Rats and humans sit on an extraordinary curve, which connects shrews, one of the smallest mammals, with elephants and even blue whales, the largest (see Figure 12). Large animals clearly consume more food and oxygen than small animals. However, given a doubling in mass, oxygen consumption does not rise by as much as one might predict. If the mass is doubled, so is the total number of cells. If each cell needs the same amount of energy to stay alive, then doubling the mass ought to double the quantity of food and oxygen required. This assumes an exact equivalence: for every rise in mass, there is an equivalent rise in metabolic rate. Yet this is not actually what happens. As animals become larger, their cells need fewer nutrients to stay alive. Effectively, large animals have a rather slower metabolic rate than they ‘should’ have. For every step in mass, there is a smaller step up in metabolic rate. We have seen there is a sevenfold difference between a rat and a man. The larger the animal gets, the less it needs to eat per gram weight. In the case of the elephant and the mouse, for example, if we work out the quantity of food needed to sustain each cell (or per gram weight), the elephant requires 20 times less food and oxygen every minute. Put the other way around, an elephant-sized pile of mice would consume 20 times more food and oxygen every minute than the elephant does itself.

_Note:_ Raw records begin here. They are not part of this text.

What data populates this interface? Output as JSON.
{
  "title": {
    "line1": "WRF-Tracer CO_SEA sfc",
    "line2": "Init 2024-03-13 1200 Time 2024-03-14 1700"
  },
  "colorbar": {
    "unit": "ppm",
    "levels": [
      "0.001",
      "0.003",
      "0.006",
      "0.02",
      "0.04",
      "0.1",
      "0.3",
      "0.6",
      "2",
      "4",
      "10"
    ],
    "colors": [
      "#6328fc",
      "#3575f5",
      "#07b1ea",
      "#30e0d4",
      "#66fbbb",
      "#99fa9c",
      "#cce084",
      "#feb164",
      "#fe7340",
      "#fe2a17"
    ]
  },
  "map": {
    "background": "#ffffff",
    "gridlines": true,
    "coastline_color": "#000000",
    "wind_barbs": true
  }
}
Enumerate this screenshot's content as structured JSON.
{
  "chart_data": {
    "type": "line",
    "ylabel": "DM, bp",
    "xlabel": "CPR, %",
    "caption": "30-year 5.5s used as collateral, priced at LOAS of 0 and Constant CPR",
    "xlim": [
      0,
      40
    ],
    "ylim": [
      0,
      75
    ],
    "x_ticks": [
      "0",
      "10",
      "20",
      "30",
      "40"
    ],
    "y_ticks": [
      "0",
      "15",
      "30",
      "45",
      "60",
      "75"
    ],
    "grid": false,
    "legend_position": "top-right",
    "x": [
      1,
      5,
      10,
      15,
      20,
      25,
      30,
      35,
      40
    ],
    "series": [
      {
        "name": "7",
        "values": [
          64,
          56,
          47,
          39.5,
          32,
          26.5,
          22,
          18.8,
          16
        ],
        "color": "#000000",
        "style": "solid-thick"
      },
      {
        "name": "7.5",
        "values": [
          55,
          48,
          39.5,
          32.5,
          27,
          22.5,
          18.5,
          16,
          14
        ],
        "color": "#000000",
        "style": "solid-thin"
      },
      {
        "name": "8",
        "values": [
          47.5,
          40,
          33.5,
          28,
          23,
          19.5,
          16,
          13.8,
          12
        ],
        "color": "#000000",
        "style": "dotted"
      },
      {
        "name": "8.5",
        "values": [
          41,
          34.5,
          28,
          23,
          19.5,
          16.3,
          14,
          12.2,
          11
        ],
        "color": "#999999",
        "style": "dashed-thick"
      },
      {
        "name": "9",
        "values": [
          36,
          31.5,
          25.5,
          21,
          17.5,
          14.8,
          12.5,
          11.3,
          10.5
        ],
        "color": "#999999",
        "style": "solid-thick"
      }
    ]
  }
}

Clearly it’s cost-effective to be an elephant; but can the cost savings of greater size explain the tendency of organisms to grow larger and more complex over evolution?
Metabolic rate is defined as the consumption of oxygen and nutrie
nts. If the metabolic rate falls, then each cell consumes less food and oxygen. And if all the cells in the body consume less oxygen, then the breathing rate, heartbeat, and so forth, can all afford to slow down. This is why the heartbeat of an elephant is ponderous in comparison to the fluttering beat of a mouse—the individual cells of an elephant need less fuel and oxygen, so the elephant’s heart doesn’t need to beat as vigorously to provide them (this assumes that the heart is the same size, relative to the overall size of the animal). Another unexpected consequence is that the rate of ageing slows down. Mice live for 2 or 3 years, and elephants for about 60, yet both have a similar number of heartbeats in their lifetime, and over their lives their component cells consume around about the same quantity of oxygen and food (the elephant in 60 years, the mouse in 3). The cells seem able to burn a fixed amount of energy, but the elephant burns its quota more slowly than the mouse (its cells have a slower metabolic rate), and it does so, apparently, just because it is bigger. Such relationships have a profound effect on ecology and evolution. The size of animals influences their population density, the range of distances they travel in a day, the number of offspring, the time to reproductive maturity, the speed of population turnover, and the rate of evolution, such as the origin of new species. All of these traits can be predicted, with startling accuracy, from nothing more than the metabolic rate of individual animals.